Schroeder J O, Asa S L, Kovacs K, Killinger D, Hadley G L, Volpé R
J Endocrinol Invest. 1984 Apr;7(2):117-21. doi: 10.1007/BF03348400.
A 47-year old woman is presented who had a left adrenal pheochromocytoma with manifestations also indicative of ectopic ACTH syndrome. The excised adrenal gland showed both an adrenal medullary tumor and adrenal cortical hyperplasia. Immunostaining also showed the presence in the tumor of ACTH and beta endorphins.

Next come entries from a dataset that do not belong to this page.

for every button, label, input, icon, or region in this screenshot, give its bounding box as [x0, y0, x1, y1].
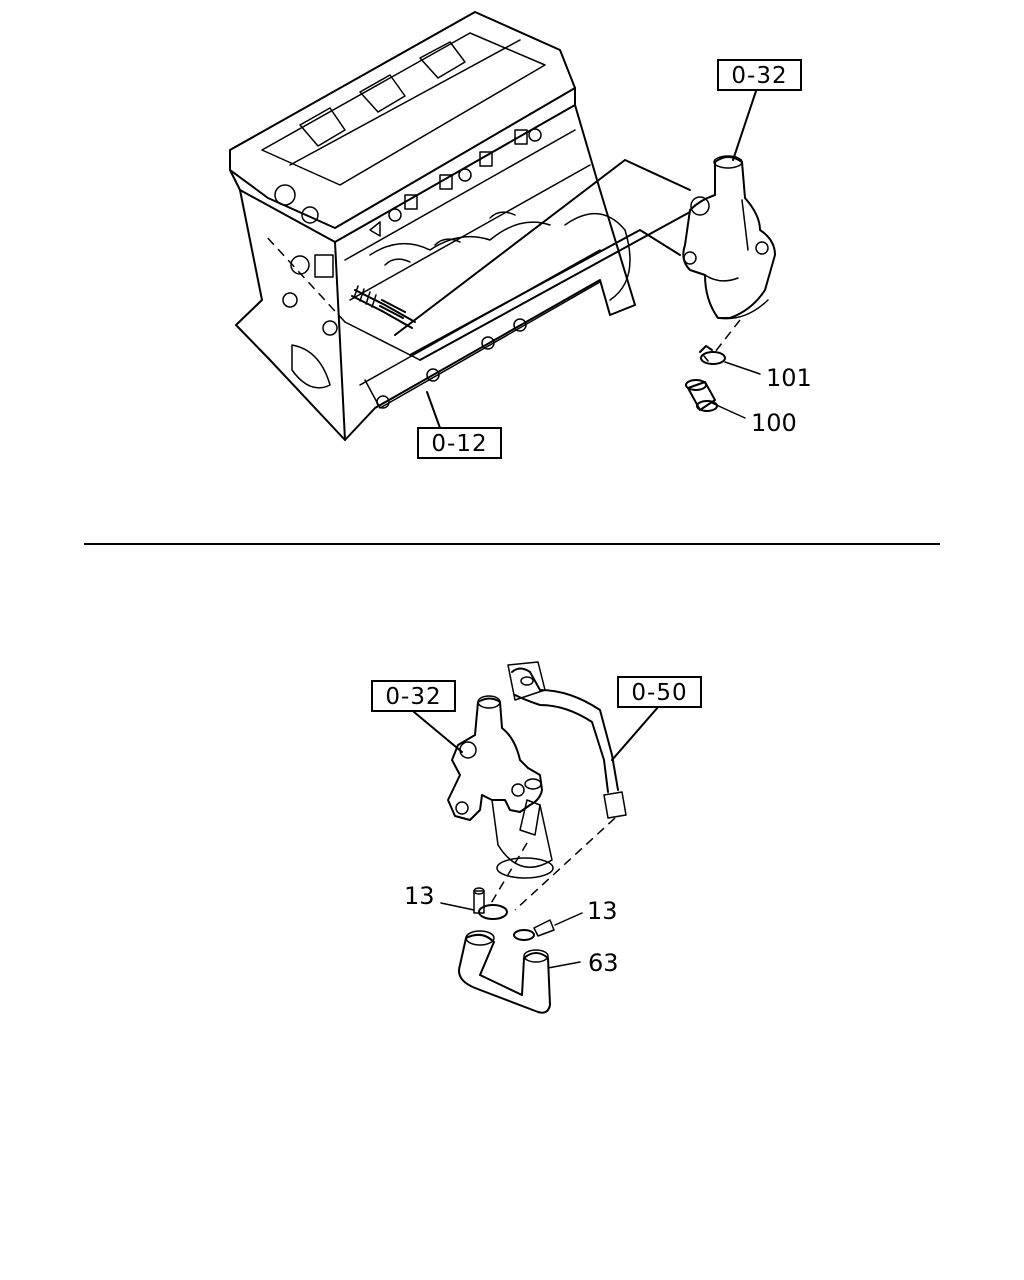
hose-100 — [685, 379, 718, 412]
thermostat-housing-bottom — [447, 695, 554, 879]
water-pipe — [507, 661, 627, 819]
pipe-to-hose-dashed — [514, 817, 616, 911]
ref-box-top-0-12[interactable]: 0-12 — [417, 427, 502, 459]
leader-13-left — [440, 902, 475, 911]
ref-label: 0-12 — [431, 431, 487, 457]
engine-to-pump-leaders — [264, 159, 691, 361]
leader-top-0-12 — [426, 391, 441, 429]
leader-top-0-32 — [732, 87, 758, 161]
hose-clamp-13-right — [513, 919, 555, 941]
leader-13-right — [554, 912, 583, 926]
part-number-100[interactable]: 100 — [751, 409, 797, 437]
housing-to-hose-dashed — [489, 842, 528, 906]
ref-label: 0-32 — [731, 63, 787, 89]
thermostat-housing-top — [682, 155, 776, 320]
hose-clamp-13-left — [473, 887, 508, 920]
ref-box-bottom-0-50[interactable]: 0-50 — [617, 676, 702, 708]
leader-100 — [711, 402, 746, 419]
ref-label: 0-32 — [385, 684, 441, 710]
leader-101 — [724, 361, 761, 375]
leader-bottom-0-32 — [413, 711, 463, 753]
ref-label: 0-50 — [631, 680, 687, 706]
part-number-101[interactable]: 101 — [766, 364, 812, 392]
part-number-63[interactable]: 63 — [588, 949, 619, 977]
ref-box-bottom-0-32[interactable]: 0-32 — [371, 680, 456, 712]
pump-to-clamp-dashed — [714, 319, 741, 353]
hose-clamp-101 — [699, 345, 726, 365]
leader-63 — [547, 961, 581, 969]
hose-63 — [458, 930, 551, 1014]
engine-block-drawing — [229, 11, 636, 441]
leader-bottom-0-50 — [611, 705, 660, 761]
part-number-13-right[interactable]: 13 — [587, 897, 618, 925]
part-number-13-left[interactable]: 13 — [404, 882, 435, 910]
ref-box-top-0-32[interactable]: 0-32 — [717, 59, 802, 91]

The immediate post-adrenalectomy decline of catecholamines, ACTH, cortisol and beta endorphins indicate that the adrenal itself was the source of these hormones. This patient, the thirteenth now reported in the literature, represents one form of ectopic ACTH syndrome in which the lesion is benign, and in which a successful outcome can be anticipated.
一名47岁女性患者,患有左肾上腺嗜铬细胞瘤,其表现也提示异位促肾上腺皮质激素(ACTH)综合征。切除的肾上腺显示既有肾上腺髓质肿瘤,又有肾上腺皮质增生。免疫染色还显示肿瘤中存在ACTH和β-内啡肽。肾上腺切除术后儿茶酚胺、ACTH、皮质醇和β-内啡肽立即下降,表明肾上腺本身就是这些激素的来源。该患者是文献中报道的第13例,代表了异位ACTH综合征的一种形式,其中病变是良性的,并且可以预期会有成功的结果。